O Grande Debate: Escala 6×1 deve ou não ser prioridade na Câmara?

O Grande Debate: Escala 6×1 deve ou não ser prioridade na Câmara?
Hugo Motta mantém plano de tramitar PEC sobre jornada de trabalho, enquanto governo cogitou enviar projeto de lei em regime de urgência

Os líderes na Câmara Sóstenes Cavalcante (PL-RJ) e Tarcísio Motta (PSOL-RJ), debateram, nesta quarta-feira (8) em O Grande Debate (de segunda a sexta-feira, às 23h), sobre o fim da escala de trabalho 6×1.

De acordo com apuração da CNN Brasil, o presidente da Casa, Hugo Motta (Republicanos-PB), manteve a previsão de tratar o tema por meio de uma PEC (Proposta de Emenda à Constituição), sem alterar o cronograma inicialmente planejado.

O tema emergiu após o ministro da Secretaria-Geral da Presidência, Guilherme Boulos, negar um recuo do governo sobre o envio de um projeto de lei em regime de urgência.

Boulos mencionou um prazo de 45 dias para que os parlamentares decidam por um eventual trancamento de pauta, caso o texto do governo não seja votado. No entanto, segundo fontes da mesa diretora da Câmara, esse período não se aplicaria à tramitação de uma PEC, o que permitiria que Hugo Motta seguisse com o cronograma oficial previsto.

Diferentes visões sobre a jornada de trabalho

Durante o debate, Tarcísio Motta defendeu que o tema é prioritário e foi trazido pelos movimentos sociais. “Nós temos muitos trabalhadores brasileiros hoje que trabalham em farmácias, em mercados, em shoppings, em bares e restaurantes, que trabalham numa escala de trabalho desumana. Trabalham seis dias para folgar apenas um”, afirmou Motta.

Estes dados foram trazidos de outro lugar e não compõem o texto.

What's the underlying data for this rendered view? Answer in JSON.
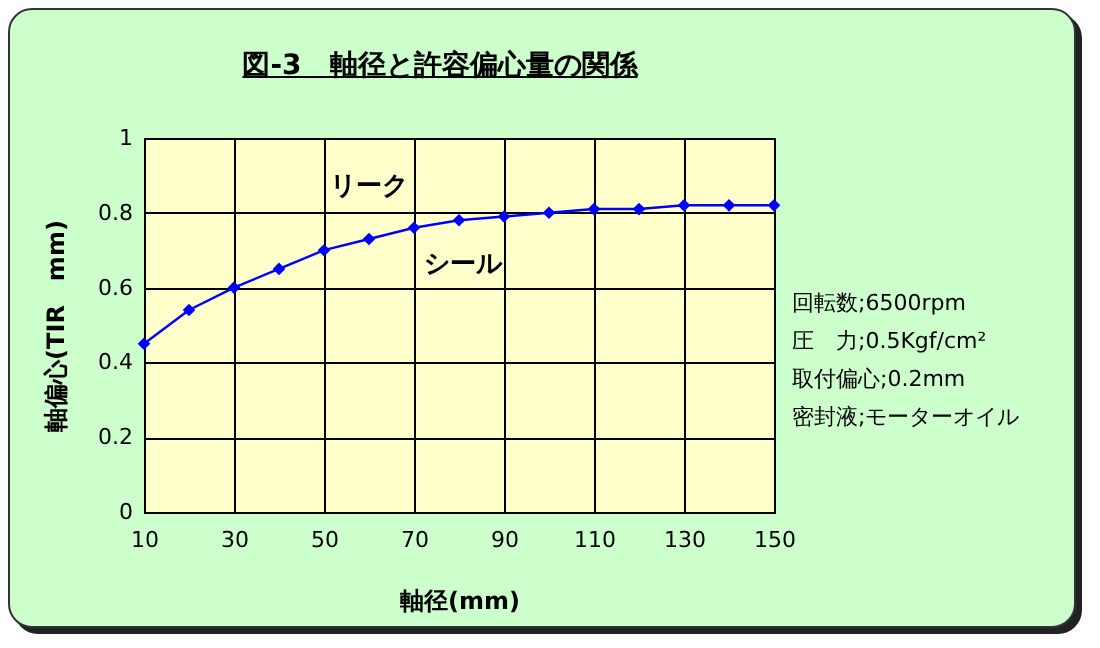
{
  "chart_data": {
    "type": "line",
    "title": "図-3　軸径と許容偏心量の関係",
    "xlabel": "軸径(mm)",
    "ylabel": "軸偏心(TIR　mm)",
    "x": [
      10,
      20,
      30,
      40,
      50,
      60,
      70,
      80,
      90,
      100,
      110,
      120,
      130,
      140,
      150
    ],
    "series": [
      {
        "color": "#0000ff",
        "values": [
          0.45,
          0.54,
          0.6,
          0.65,
          0.7,
          0.73,
          0.76,
          0.78,
          0.79,
          0.8,
          0.81,
          0.81,
          0.82,
          0.82,
          0.82
        ]
      }
    ],
    "xlim": [
      10,
      150
    ],
    "xticks": [
      10,
      30,
      50,
      70,
      90,
      110,
      130,
      150
    ],
    "ylim": [
      0,
      1
    ],
    "yticks": [
      0,
      0.2,
      0.4,
      0.6,
      0.8,
      1
    ],
    "grid": true,
    "marker": "diamond",
    "line_style": "solid",
    "legend": false,
    "annotations": [
      "リーク",
      "シール",
      "回転数;6500rpm",
      "圧　力;0.5Kgf/cm²",
      "取付偏心;0.2mm",
      "密封液;モーターオイル"
    ]
  }
}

O parlamentar do PSOL argumentou que essa escala faz com que a vida dos trabalhadores seja apenas o trabalho, sem tempo para descanso, lazer e convivio familiar. Segundo ele, estudos mostram que países que reduziram a jornada máxima de trabalho tiveram aumento na produtividade. Motta defendeu a redução para 40 horas semanais, embora considere que o ideal seria chegar a 36 horas.

Por outro lado, Sostenes Cavalcante, afirmou que o debate transcende a divisão entre direita e esquerda, mas apresentou uma visão diferente. “O que nós temos de diferença da esquerda é que nós queremos uma legislação de verdade moderna, inclusive não somente discutindo esse salário por um, como dando a opção do trabalhador trabalhar e receber por horas trabalhadas”, explicou.

Cavalcante argumentou que o trabalhador deveria ter a liberdade de escolher sua escala, inclusive podendo trabalhar menos dias se assim desejar. “Por que o trabalhador tem que trabalhar cinco dias e descansar dois? Se a opção dele for diferente disso, trabalhar dois dias por semana e ele se sentir satisfeito com as horas trabalhadas em dois dias”, questionou.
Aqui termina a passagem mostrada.